FACT: About 70% of people with vulvas need clitoral stimulation to orgasm!
Can I treat vaginismus? Can it be cured?
Vaginismus can be both treated and cured. You’ll likely be treated with a combination of pelvic floor exercises (Kegel exercises), insertion or dilation training (progressive desensitization), physical therapy, education and pain elimination techniques,, and counseling.
Progressive desensitization is a recommended technique that uses vaginal dilators to train your body how to reverse uncontrollable contractions and the pain so the pelvic floor can relax and respond correctly to vaginal penetration.
Kegel exercises allow you to identify and control you pelvic floor. Kegel exercises help to retrain the pelvic muscles to reduce pain when penetration is involved.
To perform Kegel exercises:
- Contract the pelvic floor muscles
- Hold for two seconds
I suggest doing 20 contractions at a time and you can do them as often as you like. When you get used to contracting and controlling your pelvic muscles, you can then try inserting one of your fingers into your vagina and working up to three. Short fingernails and personal lubricant are a MUST.
Insert your finger(s) at least 2-3inches so you can feel the pelvic muscles contracting. It is recommended to NOT use a partner’s finger(s) in treating vaginismus because psychologically you might associate your partner with pain.
If you think you have vaginismus, don’t use dilators without the supervision of a physical therapist, sex therapist, or other health care provider.

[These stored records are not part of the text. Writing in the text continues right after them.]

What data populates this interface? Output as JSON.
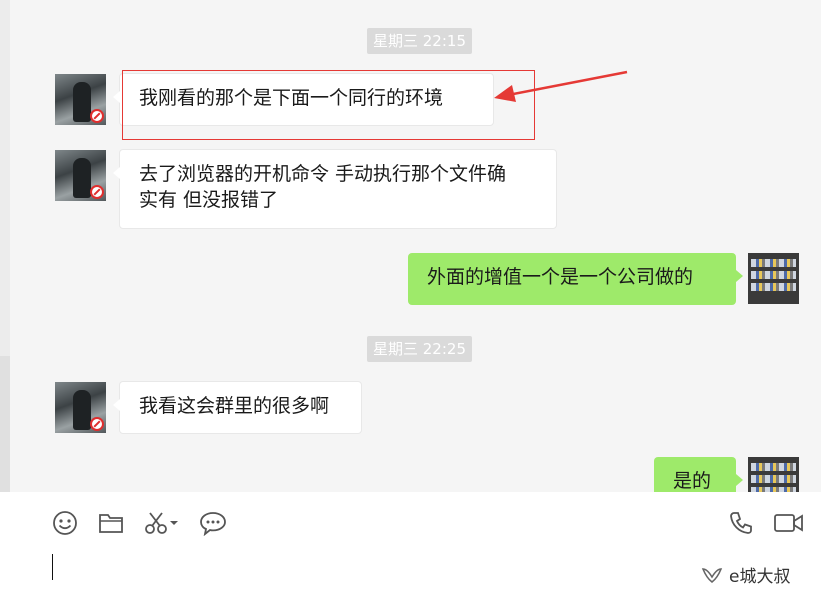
{
  "timestamps": [
    "星期三 22:15",
    "星期三 22:25"
  ],
  "messages": [
    {
      "side": "in",
      "lines": [
        "我刚看的那个是下面一个同行的环境"
      ]
    },
    {
      "side": "in",
      "lines": [
        "去了浏览器的开机命令 手动执行那个文件确",
        "实有 但没报错了"
      ]
    },
    {
      "side": "out",
      "lines": [
        "外面的增值一个是一个公司做的"
      ]
    },
    {
      "side": "in",
      "lines": [
        "我看这会群里的很多啊"
      ]
    },
    {
      "side": "out",
      "lines": [
        "是的"
      ]
    }
  ],
  "toolbar": {
    "left_icons": [
      "emoji-icon",
      "folder-icon",
      "scissors-icon",
      "chat-bubble-icon"
    ],
    "right_icons": [
      "phone-icon",
      "video-camera-icon"
    ]
  },
  "watermark": {
    "text": "e城大叔",
    "icon": "wechat-channel-icon"
  },
  "colors": {
    "outgoing_bubble": "#9eea6a",
    "incoming_bubble": "#ffffff",
    "annotation": "#e53935"
  }
}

First, find a gynecologist you trust and tell them what’s going on. If you don’t love your doctor for any reason, ask your friends or colleagues for a referral or contact your health insurance to find someone in-network.
Sexpert tip: nurse practitioners (NP) can do full gynecological care and often are more empathetic and holistically trained.
Make an appointment only to talk about the vaginismus. You can bring it up during an annual exam but if you have a lot of questions, it’s best to make a separate appointment.
Your healthcare provider will do a pelvic exam to confirm if you have vaginismus.
From there, you should get a care team that includes your gynecologist, a pelvic floor physical therapist, and a mental health therapist, among others. Together, they’ll create a plan to manage and work towards curing your vaginismus.
Why do you need to see a therapist?
Psychotherapy or sex therapy can help reduce anxiety and fear about sex or sexual functioning as well as for releasing/reframing traumatic memories.
Lastly, do yourself a favor and take vaginal intercourse off the table for a bit! Let your partner know what’s going on, reassure them it’s not their fault (it isn’t...and it isn’t yours either!), and talk about all the other sexy fun activities you can do together.
Not sure how to talk to your partner about sex? These 5 tips will help.
What about sex? Can I have it?
That depends how you define “sex”! If sex means vaginal intercourse, probably not yet . If vaginal penetration hurts and you keep trying, it’ll make you more anxious and can make your vaginismus worse.
However, if sex means all the sexy things you and your partner do, then absolutely! Enjoy making out, massages, oral sex, and handjobs. Explore anal play, sensation play, and BDSM. Use a vibrator on your clitoris or anal opening or nipples. If your partner has a penis, treat him to a masturbation sleeve (bonus: they make handjobs easier!).
Sex is so much more than intercourse! This way of thinking may be an adjustment and that’s ok.